Fort McMurray boasts well-produced theatre, but an abandoned visual arts program
The first thing I noticed as I arrived in Fort McMurray is just how thick the trees grew together. Nestled within a valley and existing amongst the trees, this is the real Northern Alberta—five hours north of Edmonton, which if you looked on a world map, is already pretty far north and removed.
As a quick survey: there are no sidewalks to follow. A series of parking lots with more pick up trucks than I could keep count of connected back onto the highway. Brand names and smells I have only ever associated with Canadian airports lined the town, and small independent businesses and grocers from around the world dotted the rows of strip malls. I would be told it’s beautiful in May, but by mid-summer, the june bugs are large and aggressive. Same goes for the ravens. By my third day, the air quality offset an allergic reaction I never even knew I had, and this is after having lived in the smog of Hong Kong for a number of years. There’s no doubt in my mind that it’s actually the bush out here, and while the aerial viewpoints of the open tar pits and tailing ponds is an image burned in many a mind, being in the actual town of Fort McMurray where people live a day-to-day existence is a far more peculiar situation.

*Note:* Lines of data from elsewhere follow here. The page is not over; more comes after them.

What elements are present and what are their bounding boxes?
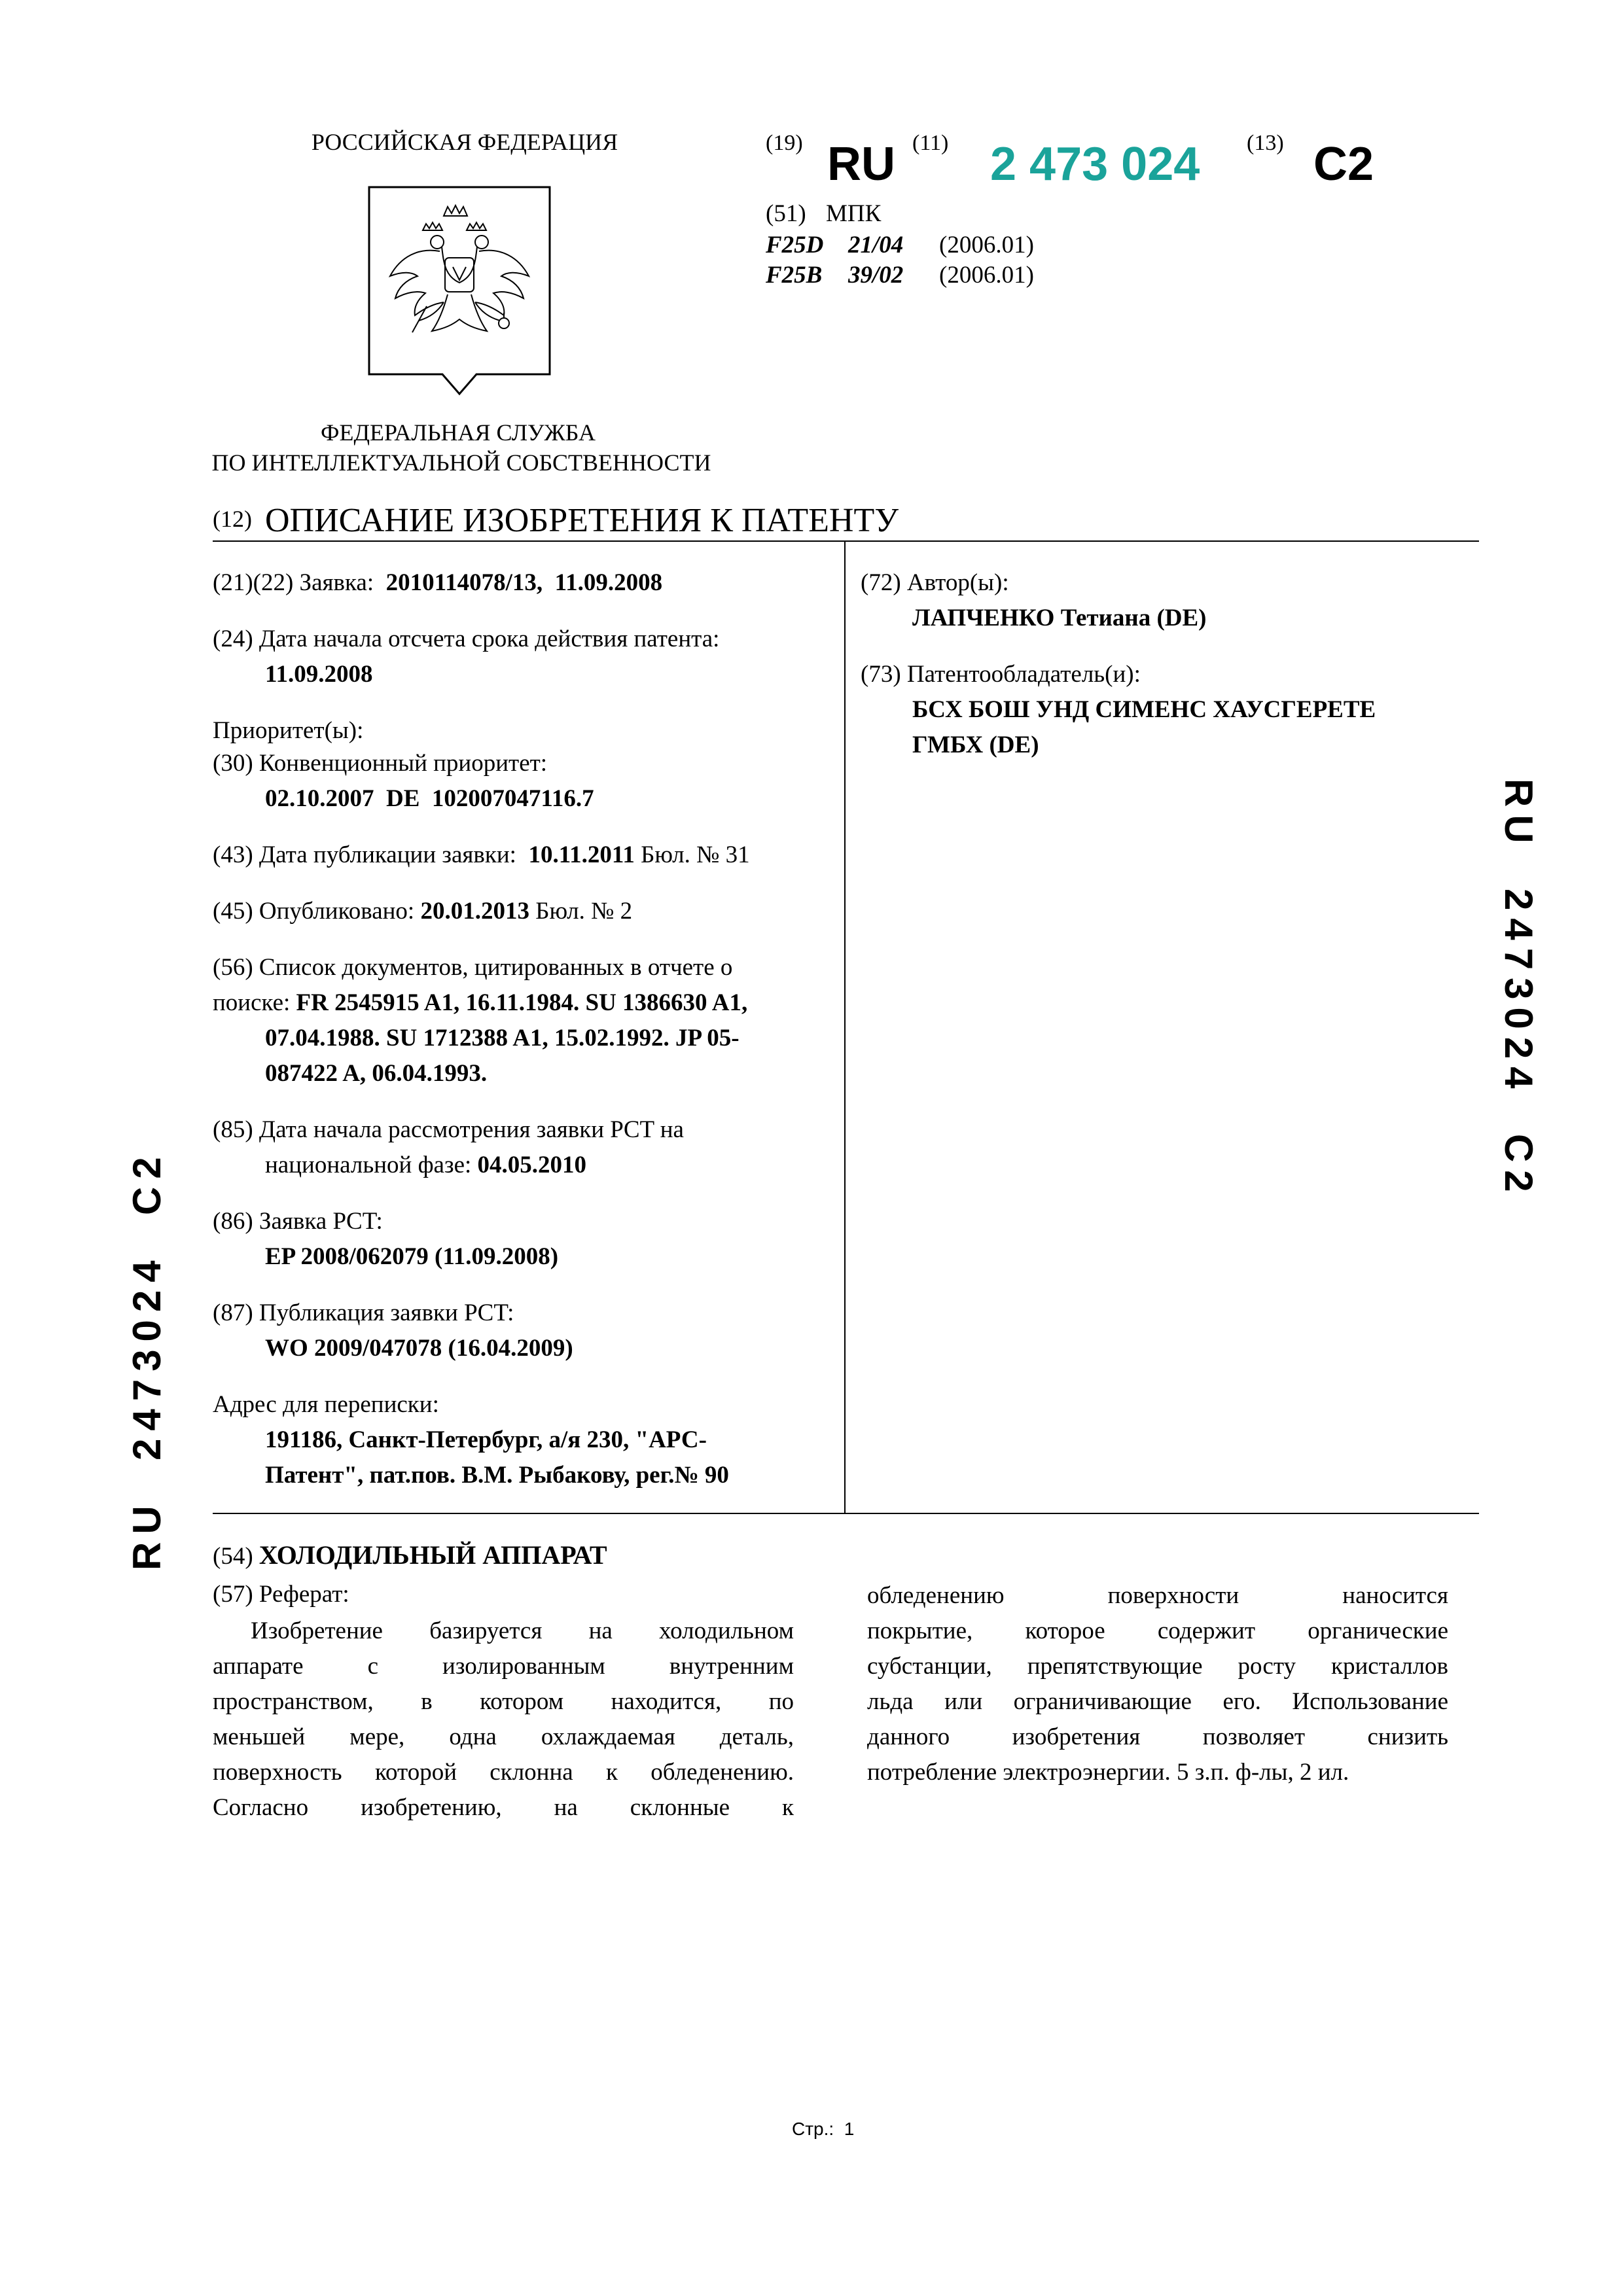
- address-line2: Патент", пат.пов. В.М. Рыбакову, рег.№ 90: [265, 1462, 729, 1489]
- field-56-line3: 07.04.1988. SU 1712388 A1, 15.02.1992. JP 05-: [265, 1025, 740, 1051]
- agency-name-line1: ФЕДЕРАЛЬНАЯ СЛУЖБА: [321, 419, 596, 446]
- field-72: [861, 569, 1009, 597]
- country-code-ru: RU: [827, 138, 895, 190]
- address-line1: 191186, Санкт-Петербург, а/я 230, "АРС-: [265, 1426, 707, 1453]
- field-code: (72): [861, 569, 901, 596]
- pct-application-value: EP 2008/062079 (11.09.2008): [265, 1243, 559, 1270]
- field-code: (30): [213, 750, 253, 777]
- abstract-line: субстанции, препятствующие росту кристаллов: [867, 1653, 1448, 1680]
- field-43: [213, 841, 750, 870]
- column-divider: [844, 540, 846, 1513]
- field-label: Заявка PCT:: [259, 1208, 383, 1235]
- ipc-code: F25D: [766, 232, 824, 258]
- doc-title-code: (12): [213, 506, 252, 532]
- abstract-line: Согласно изобретению, на склонные к: [213, 1794, 794, 1821]
- code-13: (13): [1247, 131, 1284, 155]
- abstract-line: аппарате с изолированным внутренним: [213, 1653, 794, 1680]
- field-73: [861, 661, 1141, 689]
- field-24: [213, 626, 719, 654]
- field-85-line2: [265, 1152, 586, 1180]
- field-87: [213, 1299, 514, 1328]
- field-value: 10.11.2011: [528, 841, 635, 868]
- holder-line2: ГМБХ (DE): [912, 732, 1039, 758]
- bulletin-ref: Бюл. № 2: [535, 898, 633, 925]
- abstract-left-column: [213, 1614, 794, 1826]
- field-value: 04.05.2010: [477, 1152, 587, 1178]
- field-85-line1: [213, 1116, 684, 1144]
- bulletin-ref: Бюл. № 31: [641, 841, 750, 868]
- abstract-right-column: [867, 1578, 1448, 1790]
- author-name: ЛАПЧЕНКО Тетиана (DE): [912, 605, 1207, 631]
- coat-of-arms-emblem: [366, 185, 552, 400]
- doc-title: ОПИСАНИЕ ИЗОБРЕТЕНИЯ К ПАТЕНТУ: [265, 502, 899, 539]
- field-45: [213, 898, 632, 926]
- field-label: поиске:: [213, 989, 291, 1016]
- field-label: Опубликовано:: [259, 898, 415, 925]
- abstract-line: льда или ограничивающие его. Использование: [867, 1688, 1448, 1715]
- field-57: [213, 1581, 349, 1609]
- field-code: (24): [213, 626, 253, 652]
- abstract-line: пространством, в котором находится, по: [213, 1688, 794, 1715]
- field-code: (57): [213, 1581, 253, 1608]
- field-value: 2010114078/13, 11.09.2008: [385, 569, 663, 596]
- biblio-bottom-rule: [213, 1513, 1479, 1514]
- invention-title: ХОЛОДИЛЬНЫЙ АППАРАТ: [259, 1540, 607, 1570]
- field-code: (54): [213, 1543, 253, 1570]
- field-label: Патентообладатель(и):: [906, 661, 1141, 688]
- field-code: (85): [213, 1116, 253, 1143]
- ipc-group: 39/02: [848, 262, 904, 289]
- field-code: (21)(22): [213, 569, 294, 596]
- field-label: Автор(ы):: [906, 569, 1009, 596]
- field-56-line4: 087422 A, 06.04.1993.: [265, 1060, 488, 1087]
- field-label: Дата начала рассмотрения заявки PCT на: [259, 1116, 684, 1143]
- abstract-line: покрытие, которое содержит органические: [867, 1617, 1448, 1644]
- side-label-left: RU 2473024 C2: [125, 1149, 169, 1570]
- field-label: Конвенционный приоритет:: [259, 750, 548, 777]
- field-label: Дата начала отсчета срока действия патента:: [259, 626, 720, 652]
- field-56-line2: [213, 989, 747, 1017]
- holder-line1: БСХ БОШ УНД СИМЕНС ХАУСГЕРЕТЕ: [912, 696, 1376, 723]
- kind-code: C2: [1313, 138, 1374, 190]
- agency-name-line2: ПО ИНТЕЛЛЕКТУАЛЬНОЙ СОБСТВЕННОСТИ: [211, 450, 711, 476]
- abstract-line: меньшей мере, одна охлаждаемая деталь,: [213, 1723, 794, 1750]
- code-19: (19): [766, 131, 803, 155]
- field-code: (56): [213, 954, 253, 981]
- pct-publication-value: WO 2009/047078 (16.04.2009): [265, 1335, 573, 1362]
- field-56-line1: [213, 954, 732, 982]
- field-label: Публикация заявки PCT:: [259, 1299, 514, 1326]
- field-value: FR 2545915 A1, 16.11.1984. SU 1386630 A1,: [296, 989, 748, 1016]
- ipc-group: 21/04: [848, 232, 904, 258]
- term-start-date: 11.09.2008: [265, 661, 373, 688]
- code-51: (51): [766, 200, 806, 227]
- convention-priority-value: 02.10.2007 DE 102007047116.7: [265, 785, 594, 812]
- ipc-version: (2006.01): [939, 232, 1034, 258]
- field-code: (86): [213, 1208, 253, 1235]
- mpk-label: МПК: [826, 200, 882, 227]
- field-54: [213, 1540, 607, 1571]
- field-code: (73): [861, 661, 901, 688]
- abstract-line: Изобретение базируется на холодильном: [251, 1617, 794, 1644]
- ipc-code: F25B: [766, 262, 823, 289]
- field-label: Реферат:: [259, 1581, 349, 1608]
- field-label: Список документов, цитированных в отчете о: [259, 954, 733, 981]
- field-code: (45): [213, 898, 253, 925]
- field-label: Заявка:: [299, 569, 374, 596]
- abstract-line: потребление электроэнергии. 5 з.п. ф-лы, 2 ил.: [867, 1759, 1349, 1786]
- abstract-line: обледенению поверхности наносится: [867, 1582, 1448, 1609]
- field-code: (43): [213, 841, 253, 868]
- title-rule: [213, 540, 1479, 542]
- priority-label: Приоритет(ы):: [213, 717, 364, 744]
- abstract-line: поверхность которой склонна к обледенению.: [213, 1759, 794, 1786]
- field-code: (87): [213, 1299, 253, 1326]
- code-11: (11): [912, 131, 949, 155]
- field-30: [213, 750, 547, 778]
- ipc-version: (2006.01): [939, 262, 1034, 289]
- field-86: [213, 1208, 383, 1236]
- country-name: РОССИЙСКАЯ ФЕДЕРАЦИЯ: [311, 129, 618, 155]
- page-number: Стр.: 1: [792, 2119, 855, 2139]
- patent-number: 2 473 024: [990, 138, 1200, 190]
- abstract-line: данного изобретения позволяет снизить: [867, 1723, 1448, 1750]
- address-label: Адрес для переписки:: [213, 1391, 439, 1418]
- field-label: национальной фазе:: [265, 1152, 472, 1178]
- side-label-right: RU 2473024 C2: [1497, 779, 1541, 1200]
- field-label: Дата публикации заявки:: [259, 841, 516, 868]
- field-value: 20.01.2013: [420, 898, 529, 925]
- field-21-22: [213, 569, 662, 597]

If you remember a few years back, Syncrude pulled their funding out of all arts organizations in Alberta with the intention to direct their philanthropy to improve the quality of life for the people (and their employees) in Fort McMurray. Focusing on health and wellness, there are now several new fitness complexes paid for by various oil and gas companies, including one which housed a brand new library, gym and soon-to-be indoor waterpark. As for culture, if you will it, there are definitely resources available, as the theatre inside Keyano college has the budget to bring in the Moscow Ballet to perform in their deluxe auditorium theatre with some of the most advanced sound and lighting technology available.
Invited up to view the premiere production of High School Musical, I too was wowed by the production values available. The material, which is basically an updated version of Grease, may not necessarily be up my alley, but I cannot deny that this production went above and beyond the genre of musical theatre and provided an evening of sensational entertainment. Theatre often fails for me in the clashing of egos outshining one another and actors simply going through the motions, but under the direction and choreography of Julie Funk, each and every single performer in the 20-plus ensemble moved, and I mean really moved together under a sweeping singular vision.

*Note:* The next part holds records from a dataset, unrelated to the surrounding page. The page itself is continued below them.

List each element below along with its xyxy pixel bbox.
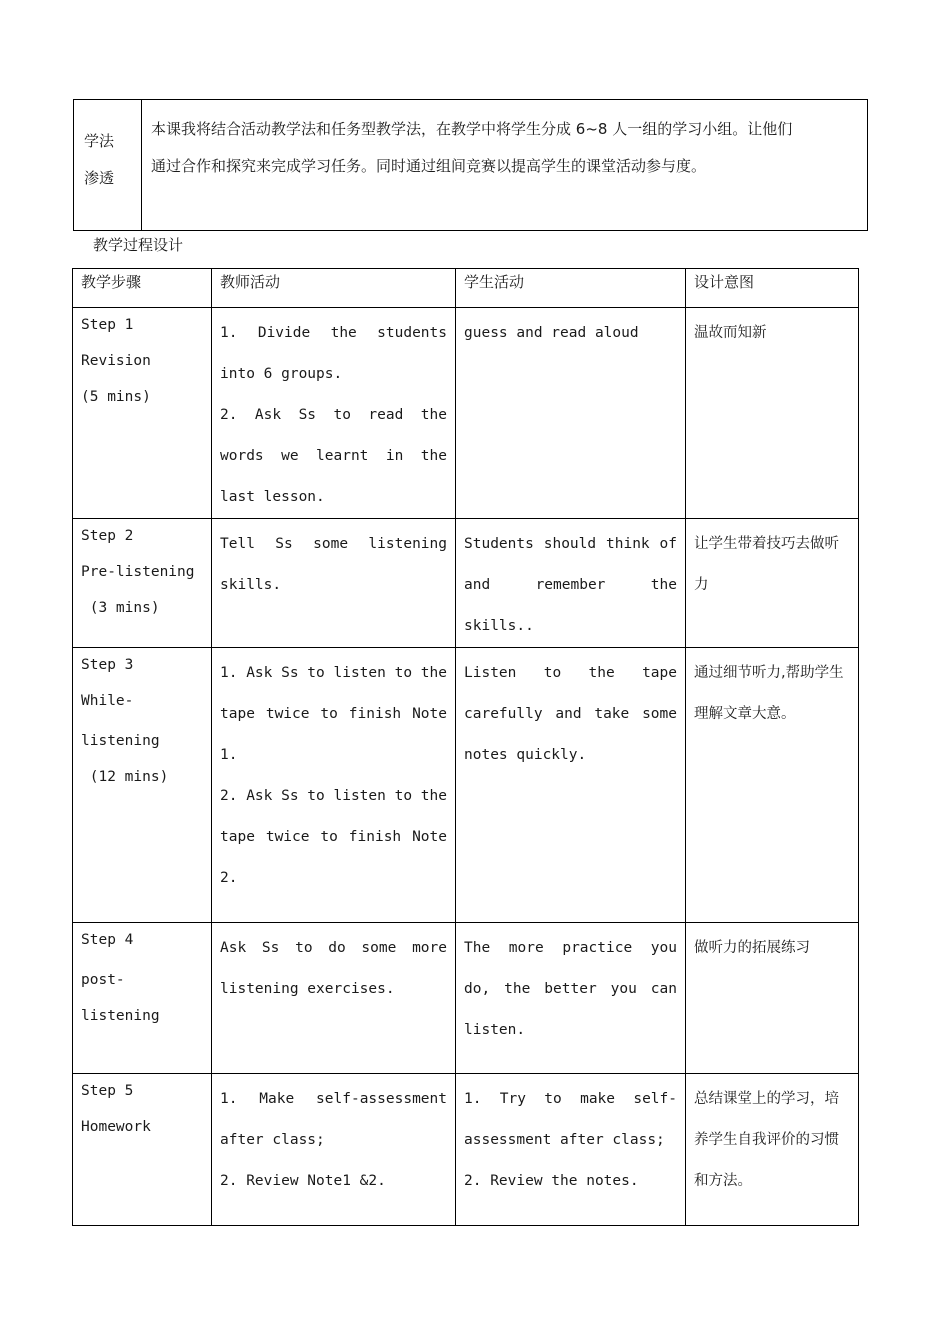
student-activity-cell bbox=[456, 1074, 686, 1226]
step-line: (12 mins) bbox=[81, 769, 169, 785]
header-student: 学生活动 bbox=[456, 269, 686, 308]
design-intent-text: 做听力的拓展练习 bbox=[694, 940, 810, 956]
teacher-activity-cell bbox=[212, 648, 456, 923]
student-activity-cell bbox=[456, 308, 686, 519]
step-line: listening bbox=[81, 1008, 160, 1024]
design-intent-cell bbox=[686, 308, 859, 519]
student-activity-text: Students should think of and remember the skills.. bbox=[464, 536, 677, 634]
step-line: Step 5 bbox=[81, 1083, 134, 1099]
step-line: Step 3 bbox=[81, 657, 134, 673]
section-title: 教学过程设计 bbox=[93, 236, 184, 254]
teacher-activity-text: Tell Ss some listening skills. bbox=[220, 536, 447, 593]
design-intent-text: 让学生带着技巧去做听力 bbox=[694, 536, 839, 593]
method-text-line1: 本课我将结合活动教学法和任务型教学法，在教学中将学生分成 6~8 人一组的学习小组。让他们 bbox=[151, 120, 793, 138]
teacher-activity-text: Ask Ss to do some more listening exercises. bbox=[220, 940, 447, 997]
student-activity-text: guess and read aloud bbox=[464, 325, 639, 341]
design-intent-text: 通过细节听力,帮助学生理解文章大意。 bbox=[694, 665, 844, 722]
design-intent-cell bbox=[686, 1074, 859, 1226]
table-row bbox=[73, 519, 859, 648]
student-activity-text: The more practice you do, the better you can listen. bbox=[464, 940, 677, 1038]
method-label-line2: 渗透 bbox=[84, 169, 115, 187]
step-cell bbox=[73, 648, 212, 923]
teacher-activity-cell bbox=[212, 519, 456, 648]
teacher-activity-cell bbox=[212, 923, 456, 1074]
step-cell bbox=[73, 1074, 212, 1226]
design-intent-cell bbox=[686, 519, 859, 648]
teacher-activity-text: 1. Divide the students into 6 groups. 2. Ask Ss to read the words we learnt in the last lesson. bbox=[220, 325, 447, 505]
table-row bbox=[73, 1074, 859, 1226]
student-activity-text: Listen to the tape carefully and take some notes quickly. bbox=[464, 665, 677, 763]
step-line: (5 mins) bbox=[81, 389, 151, 405]
step-line: listening bbox=[81, 733, 160, 749]
design-intent-text: 温故而知新 bbox=[694, 325, 767, 341]
teacher-activity-text: 1. Ask Ss to listen to the tape twice to finish Note 1. 2. Ask Ss to listen to the tape twice to finish Note 2. bbox=[220, 665, 447, 886]
method-label-line1: 学法 bbox=[84, 132, 115, 150]
header-teacher: 教师活动 bbox=[212, 269, 456, 308]
header-step: 教学步骤 bbox=[73, 269, 212, 308]
step-line: Revision bbox=[81, 353, 151, 369]
table-row bbox=[73, 923, 859, 1074]
teacher-activity-cell bbox=[212, 308, 456, 519]
student-activity-cell bbox=[456, 519, 686, 648]
design-intent-cell bbox=[686, 648, 859, 923]
teaching-process-table bbox=[72, 268, 859, 1226]
teacher-activity-text: 1. Make self-assessment after class; 2. Review Note1 &2. bbox=[220, 1091, 447, 1189]
step-line: Step 1 bbox=[81, 317, 134, 333]
method-table bbox=[73, 99, 868, 231]
step-line: Step 4 bbox=[81, 932, 134, 948]
step-cell bbox=[73, 519, 212, 648]
design-intent-text: 总结课堂上的学习，培养学生自我评价的习惯和方法。 bbox=[694, 1091, 839, 1189]
step-cell bbox=[73, 923, 212, 1074]
step-line: Homework bbox=[81, 1119, 151, 1135]
teacher-activity-cell bbox=[212, 1074, 456, 1226]
method-text-cell bbox=[151, 118, 863, 177]
step-line: (3 mins) bbox=[81, 600, 160, 616]
student-activity-cell bbox=[456, 648, 686, 923]
method-text-line2: 通过合作和探究来完成学习任务。同时通过组间竞赛以提高学生的课堂活动参与度。 bbox=[151, 157, 707, 175]
step-line: While- bbox=[81, 693, 134, 709]
table-row bbox=[73, 648, 859, 923]
step-line: Step 2 bbox=[81, 528, 134, 544]
design-intent-cell bbox=[686, 923, 859, 1074]
student-activity-text: 1. Try to make self-assessment after class; 2. Review the notes. bbox=[464, 1091, 677, 1189]
table-header-row bbox=[73, 269, 859, 308]
method-label-cell bbox=[74, 100, 142, 230]
header-intent: 设计意图 bbox=[686, 269, 859, 308]
step-cell bbox=[73, 308, 212, 519]
table-row bbox=[73, 308, 859, 519]
step-line: Pre-listening bbox=[81, 564, 195, 580]
step-line: post- bbox=[81, 972, 125, 988]
student-activity-cell bbox=[456, 923, 686, 1074]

And while the only theatre was full on its first night of a week-long run, the only art gallery sat empty below, shut down several years ago—but not due to the lack of activity. Roaming the halls of the college and glancing up at a series of posters lining both walls, there had been an active lecture/residency series between 1995 and 2005 featuring visual artists from Monica Tapp, Alex Janvier, Peter von Tiesenhausen and many U of A art professors. After asking around, the general consensus was that the program and gallery have been shut down partly due to the lack of personnel to administer the space (which translates to lack of interest in hiring for the position), and partly due to the lack of visible (i.e. quantifiable) value for the community. The gallery, which in and of itself was already a small space, now simply sits empty save for the odd occasion it is used as coat check. As an empty space in a town riddled with the lack of space, the value of having a visual art gallery is unfortunately undervalued, as the theatre, which is also able to generate revenue, remains heavily programmed with an artistic director.
Spending a morning with Garry Berteig, who laid the foundation for most of Keyano’s visual art department some 20 years ago, I walked away with the sense of how isolation affects how we live, but also how we maintain inspiration. Having lived and traveled around the world from Toronto to Greenland, Berteig is somewhat of an anomaly, maintaining a friendship with Bill Viola and increasingly turning more inwards as he investigates the environment as an expression to our inner conditions. Having to give up his studio when the last boom forced rent to double, the Saskatchewan-born artist has had to return at least one major grant due to the lack of studio space to complete the project. Running the lecture series until it ended, Berteig is well aware of the potential for the visual arts department, but also after 20 years, I don’t get the sense that he believes things are going to change anytime soon.